22. Then there survives the subsidiary contention relating to the levy of Central Sales Tax At 1 1/4 % in respect of inter-State sales of paddy and rice. It is pleaded by the learned counsel for the Corporation that the levy at 1 1/4 % is illegal. Greatest support is sought to be granted for this submission from G.O.Ms. No. 1090, Revenue, dated 20-9-1966. G.O.Ms. 1090, Revenue, dated 20-9-1966 reads as follows :
'In exercise of the powers conferred by sub-S. (5) of S. 8 of the Central Sales Tax Act, 1956 (Central Act 74 of 1956), the Governor of Andhra Pradesh hereby directs, in a partial modification of the notification issued in G.O.Ms. No. 411, Revenue dated the 29th March, 1966, and published at page 1 of part I of the Andhra Pradesh Gazette, Extraordinary dated the 1st April, 1966, that the tax payable under sub-S. (1) or clause (b) of sub-S. (2) of S. 8 of the said Act by a dealer having his place of business in the State in respect of sales by him from any such place of business, of paddy or rice in the course of inter-State trade or commerce shall be one per cent.
Provided that it is proved by such dealer to the satisfaction of the assessing authority that in the case of paddy, such paddy or in the case of rice such rice (or the paddy which was converted into such rice) was taxed at the rate of five paise per rupee in the case of paddy and six paise in the rupee in the case of rice under the Andhra Pradesh General Sales Tax Act, 1957 (Andhra Pradesh Act VI of 1957).'
23. It is true that this notification provides for the levy of Central Sales Tax on paddy or rice in the course of inter-State trade or commerce at one per cent.
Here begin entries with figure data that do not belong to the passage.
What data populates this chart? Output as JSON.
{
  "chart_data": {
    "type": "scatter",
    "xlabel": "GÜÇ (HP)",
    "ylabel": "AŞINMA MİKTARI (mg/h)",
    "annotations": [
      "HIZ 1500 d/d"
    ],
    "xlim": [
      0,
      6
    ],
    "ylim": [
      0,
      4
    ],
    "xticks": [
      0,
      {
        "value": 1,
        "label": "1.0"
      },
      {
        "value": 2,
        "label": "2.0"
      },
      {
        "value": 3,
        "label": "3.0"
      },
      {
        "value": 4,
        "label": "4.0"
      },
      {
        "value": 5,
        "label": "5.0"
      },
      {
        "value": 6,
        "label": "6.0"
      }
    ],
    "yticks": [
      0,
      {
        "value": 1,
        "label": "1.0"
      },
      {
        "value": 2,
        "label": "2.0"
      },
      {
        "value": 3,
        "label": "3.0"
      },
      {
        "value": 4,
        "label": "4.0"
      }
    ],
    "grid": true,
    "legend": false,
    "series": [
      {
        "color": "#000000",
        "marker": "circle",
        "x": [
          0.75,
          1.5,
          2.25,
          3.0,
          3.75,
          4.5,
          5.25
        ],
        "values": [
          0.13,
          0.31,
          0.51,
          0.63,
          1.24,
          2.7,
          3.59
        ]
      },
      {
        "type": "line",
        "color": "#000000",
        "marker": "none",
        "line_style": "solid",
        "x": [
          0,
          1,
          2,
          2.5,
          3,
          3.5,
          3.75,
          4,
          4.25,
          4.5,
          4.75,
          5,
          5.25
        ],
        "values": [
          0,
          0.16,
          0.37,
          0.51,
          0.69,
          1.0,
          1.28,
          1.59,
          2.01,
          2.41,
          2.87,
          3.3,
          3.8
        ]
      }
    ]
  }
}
But in view of the provisions of sub-S. 2-A of S. 8 and in view of non-obstante clause, 'notwithstanding anything contained in sub-S. (1A)of S. 8', this contention cannot be upheld. Sub-s. 2(a) of S. 8 reads :
'Notwithstanding anything contained in sub-S. (1A) of S. 6 or sub-S. (1) of sub-S. (2) of this Section the tax payable under this Act by a dealer on his turnover in so far as the turnover or any part thereof relates to the sale of any goods, the sale or, as the case may be, the purchase of which is under the sales tax law of the appropriate State, exempt from tax generally or subject to tax generally at a rate which is lower than three per cent whether called a tax of fee or by any other name shall be nil or as the case may be, shall be calculated at the lower rate.'
24. By virtue of this provision contained in sub-S. (2A) of S. 8, the inter-State sales of rice obtained from paddy that suffered from the State Sales Tax Act are liable to tax at 1 1/4 %, the rate of tax at which such sales of rice are taxable under the State Act. The said rate being less than 3%.
25. In the up shot, the tax revision cases are devoid of any substance and they are accordingly dismissed with costs two sets. Advocates fee Rs. 250/-.